Abstract:
Wheat is one of the most important staple crops consumed by more than four billion people in the world.
However, its production is challenged by the impact of climate change which accounts for a 5.5 % reduction in
wheat yield and it is predicted to dwindle further by about 30 % in 2050, due to trends in temperature, precipitation, and carbon dioxide. An effective annual crop estimate is necessary not only to inform governments the
status of national food security, but also to determine the benchmark on which agricultural commodities are
priced in the market. Thus, annual crop monitoring and yield estimate is paramount to determine the amount of
wheat imports required to make up for the shortfalls in the national wheat production in South Africa, which has
been a net importer of wheat since 1998. This study aimed at investigating the most distinguishable crop
phenology for accurate winter wheat classification during the growing season from August – December 2020
using Sentinel-2 imageries and Random Forest algorithm.

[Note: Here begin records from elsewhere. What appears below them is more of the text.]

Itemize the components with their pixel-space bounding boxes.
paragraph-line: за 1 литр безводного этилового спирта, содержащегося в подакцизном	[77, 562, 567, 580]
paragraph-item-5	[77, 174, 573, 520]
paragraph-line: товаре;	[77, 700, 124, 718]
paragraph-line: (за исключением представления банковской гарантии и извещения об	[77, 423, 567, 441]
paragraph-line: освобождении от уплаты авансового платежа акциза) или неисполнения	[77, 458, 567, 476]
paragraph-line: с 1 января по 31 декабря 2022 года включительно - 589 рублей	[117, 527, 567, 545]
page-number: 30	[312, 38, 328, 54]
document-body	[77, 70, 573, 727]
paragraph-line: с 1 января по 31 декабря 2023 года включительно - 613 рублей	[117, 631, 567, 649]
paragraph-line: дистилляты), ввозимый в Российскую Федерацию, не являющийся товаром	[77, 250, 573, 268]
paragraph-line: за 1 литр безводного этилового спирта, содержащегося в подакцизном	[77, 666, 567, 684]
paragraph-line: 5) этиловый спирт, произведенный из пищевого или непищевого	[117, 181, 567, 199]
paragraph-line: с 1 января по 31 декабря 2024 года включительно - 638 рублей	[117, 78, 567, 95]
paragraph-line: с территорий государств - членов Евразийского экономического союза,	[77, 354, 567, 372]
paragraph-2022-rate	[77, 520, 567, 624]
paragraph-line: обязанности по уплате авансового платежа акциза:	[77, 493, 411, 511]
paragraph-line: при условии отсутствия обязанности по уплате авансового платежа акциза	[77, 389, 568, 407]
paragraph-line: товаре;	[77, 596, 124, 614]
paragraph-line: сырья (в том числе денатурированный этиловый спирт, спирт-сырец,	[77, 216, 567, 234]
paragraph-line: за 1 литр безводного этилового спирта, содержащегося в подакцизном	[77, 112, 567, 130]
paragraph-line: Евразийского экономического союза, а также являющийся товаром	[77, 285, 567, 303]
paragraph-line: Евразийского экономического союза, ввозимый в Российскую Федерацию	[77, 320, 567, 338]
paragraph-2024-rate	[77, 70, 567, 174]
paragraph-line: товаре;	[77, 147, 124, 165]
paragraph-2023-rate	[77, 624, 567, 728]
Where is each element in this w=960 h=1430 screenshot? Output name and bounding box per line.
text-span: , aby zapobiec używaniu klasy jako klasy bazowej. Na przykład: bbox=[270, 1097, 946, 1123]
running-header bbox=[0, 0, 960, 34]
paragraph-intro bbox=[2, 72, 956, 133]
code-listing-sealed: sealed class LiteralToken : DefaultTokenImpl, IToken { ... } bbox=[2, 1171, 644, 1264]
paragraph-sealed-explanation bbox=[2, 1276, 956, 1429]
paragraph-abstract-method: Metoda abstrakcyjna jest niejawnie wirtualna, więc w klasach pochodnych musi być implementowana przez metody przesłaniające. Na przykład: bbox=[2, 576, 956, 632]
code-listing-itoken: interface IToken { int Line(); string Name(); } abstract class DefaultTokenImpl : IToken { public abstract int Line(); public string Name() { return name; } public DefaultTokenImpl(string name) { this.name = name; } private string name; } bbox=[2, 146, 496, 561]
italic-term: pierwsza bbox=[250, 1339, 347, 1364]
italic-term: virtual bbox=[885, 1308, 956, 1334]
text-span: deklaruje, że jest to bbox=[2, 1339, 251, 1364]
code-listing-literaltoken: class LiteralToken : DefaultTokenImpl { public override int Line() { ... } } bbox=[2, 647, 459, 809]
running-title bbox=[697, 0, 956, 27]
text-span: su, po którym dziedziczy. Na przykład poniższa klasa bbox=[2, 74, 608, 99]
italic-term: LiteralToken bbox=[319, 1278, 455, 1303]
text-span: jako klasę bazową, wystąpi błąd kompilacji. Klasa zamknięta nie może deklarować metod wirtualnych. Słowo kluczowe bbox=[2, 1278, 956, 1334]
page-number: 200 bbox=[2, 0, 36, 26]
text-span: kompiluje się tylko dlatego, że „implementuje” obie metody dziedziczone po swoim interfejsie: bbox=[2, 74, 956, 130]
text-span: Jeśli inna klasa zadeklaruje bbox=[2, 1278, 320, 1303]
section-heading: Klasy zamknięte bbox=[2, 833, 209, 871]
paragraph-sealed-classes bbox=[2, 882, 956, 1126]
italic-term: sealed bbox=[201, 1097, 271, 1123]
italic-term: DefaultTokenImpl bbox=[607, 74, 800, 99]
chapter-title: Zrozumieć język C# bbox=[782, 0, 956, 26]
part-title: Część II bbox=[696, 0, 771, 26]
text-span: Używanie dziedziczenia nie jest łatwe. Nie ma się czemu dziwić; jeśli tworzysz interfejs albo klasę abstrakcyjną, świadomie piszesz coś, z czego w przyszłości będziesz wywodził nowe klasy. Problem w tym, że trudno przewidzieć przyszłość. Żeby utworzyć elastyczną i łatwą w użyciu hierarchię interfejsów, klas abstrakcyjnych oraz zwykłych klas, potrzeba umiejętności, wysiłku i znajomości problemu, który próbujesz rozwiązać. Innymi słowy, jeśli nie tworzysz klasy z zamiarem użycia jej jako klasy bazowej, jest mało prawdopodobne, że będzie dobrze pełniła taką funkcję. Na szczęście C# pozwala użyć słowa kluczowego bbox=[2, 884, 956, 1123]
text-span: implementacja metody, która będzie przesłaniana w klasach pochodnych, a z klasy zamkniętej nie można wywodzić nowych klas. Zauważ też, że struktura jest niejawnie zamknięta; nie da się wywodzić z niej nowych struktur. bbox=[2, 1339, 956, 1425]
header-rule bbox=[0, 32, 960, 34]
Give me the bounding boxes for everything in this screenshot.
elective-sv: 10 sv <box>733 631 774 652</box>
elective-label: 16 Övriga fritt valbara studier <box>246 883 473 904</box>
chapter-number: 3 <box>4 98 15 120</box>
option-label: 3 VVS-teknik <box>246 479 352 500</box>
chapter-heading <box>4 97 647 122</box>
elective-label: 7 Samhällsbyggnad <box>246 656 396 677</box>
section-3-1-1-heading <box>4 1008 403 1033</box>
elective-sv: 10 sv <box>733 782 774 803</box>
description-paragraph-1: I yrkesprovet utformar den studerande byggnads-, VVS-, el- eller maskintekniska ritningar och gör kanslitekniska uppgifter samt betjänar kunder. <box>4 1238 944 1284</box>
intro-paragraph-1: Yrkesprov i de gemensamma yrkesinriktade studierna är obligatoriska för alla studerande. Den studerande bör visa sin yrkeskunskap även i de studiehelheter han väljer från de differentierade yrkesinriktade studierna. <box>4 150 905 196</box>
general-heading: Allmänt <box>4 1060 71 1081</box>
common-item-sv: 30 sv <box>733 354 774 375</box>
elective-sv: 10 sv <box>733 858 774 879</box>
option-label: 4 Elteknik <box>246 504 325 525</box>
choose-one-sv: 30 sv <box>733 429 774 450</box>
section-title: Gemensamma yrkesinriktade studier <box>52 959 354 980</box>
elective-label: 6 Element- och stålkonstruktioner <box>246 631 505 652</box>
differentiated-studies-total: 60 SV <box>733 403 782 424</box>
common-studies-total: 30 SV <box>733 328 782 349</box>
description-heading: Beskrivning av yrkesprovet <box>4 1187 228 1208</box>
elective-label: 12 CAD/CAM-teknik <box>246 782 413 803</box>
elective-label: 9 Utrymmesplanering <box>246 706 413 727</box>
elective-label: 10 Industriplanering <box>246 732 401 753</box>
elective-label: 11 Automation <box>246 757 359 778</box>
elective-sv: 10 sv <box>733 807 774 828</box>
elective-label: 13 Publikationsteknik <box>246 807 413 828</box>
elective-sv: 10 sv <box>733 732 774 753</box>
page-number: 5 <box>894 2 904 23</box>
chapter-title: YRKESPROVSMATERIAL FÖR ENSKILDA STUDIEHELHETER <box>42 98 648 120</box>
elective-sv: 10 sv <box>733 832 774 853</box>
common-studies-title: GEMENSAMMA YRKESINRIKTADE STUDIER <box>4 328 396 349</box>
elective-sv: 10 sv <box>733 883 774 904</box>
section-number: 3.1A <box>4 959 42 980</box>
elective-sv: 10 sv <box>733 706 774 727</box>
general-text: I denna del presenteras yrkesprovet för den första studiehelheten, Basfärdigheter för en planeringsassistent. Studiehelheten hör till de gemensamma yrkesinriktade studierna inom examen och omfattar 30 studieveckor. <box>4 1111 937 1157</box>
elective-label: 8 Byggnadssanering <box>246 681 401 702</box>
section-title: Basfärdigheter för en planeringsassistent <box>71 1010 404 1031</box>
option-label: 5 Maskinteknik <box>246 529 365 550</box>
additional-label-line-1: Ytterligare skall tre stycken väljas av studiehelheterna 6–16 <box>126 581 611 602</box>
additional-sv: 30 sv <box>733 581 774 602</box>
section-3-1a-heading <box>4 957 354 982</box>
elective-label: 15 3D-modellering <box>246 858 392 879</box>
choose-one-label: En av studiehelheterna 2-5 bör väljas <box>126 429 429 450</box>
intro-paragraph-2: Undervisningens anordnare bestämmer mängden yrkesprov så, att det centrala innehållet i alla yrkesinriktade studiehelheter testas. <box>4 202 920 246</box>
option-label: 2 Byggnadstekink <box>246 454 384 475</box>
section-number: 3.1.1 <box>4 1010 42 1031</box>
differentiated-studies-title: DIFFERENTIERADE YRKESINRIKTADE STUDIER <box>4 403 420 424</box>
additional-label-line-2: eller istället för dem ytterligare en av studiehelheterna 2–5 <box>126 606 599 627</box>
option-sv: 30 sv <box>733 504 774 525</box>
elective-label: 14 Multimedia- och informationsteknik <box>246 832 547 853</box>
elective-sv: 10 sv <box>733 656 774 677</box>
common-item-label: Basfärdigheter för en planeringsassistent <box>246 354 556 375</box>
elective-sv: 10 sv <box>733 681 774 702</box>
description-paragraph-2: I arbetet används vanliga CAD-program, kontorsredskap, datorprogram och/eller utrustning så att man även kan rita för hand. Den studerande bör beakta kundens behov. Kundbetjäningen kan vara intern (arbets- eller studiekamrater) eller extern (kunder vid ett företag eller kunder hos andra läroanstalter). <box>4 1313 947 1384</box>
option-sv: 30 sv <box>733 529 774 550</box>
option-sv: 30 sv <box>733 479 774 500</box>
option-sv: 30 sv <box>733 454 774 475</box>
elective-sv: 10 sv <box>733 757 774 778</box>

The winter wheat crop was more accurately identified
during the crop ‘heading’ stage in October yielding the highest user’s (75.56 %) and producer’s (92.52 %) accuracies, despite the relatively lower overall accuracy (78.14 %) compared to that of December with overall
accuracy of 83.58 % obtained during the maturity stage. This study, therefore, found that the extraction of NDVI
values of the winter wheat crop over the period of the growing season using the Sentinel-2 NDVI series method
and grouping these values into distinct classes using the K-means unsupervised clustering techniques assist to
identify the different crop phenologies based on which the winter wheat crop could be detected and mapped
accurately. The phenology-based classification of the winter wheat crop during the heading stage, reduce the
ambiguity of spectral confusion created with surrounding grass and maize crops.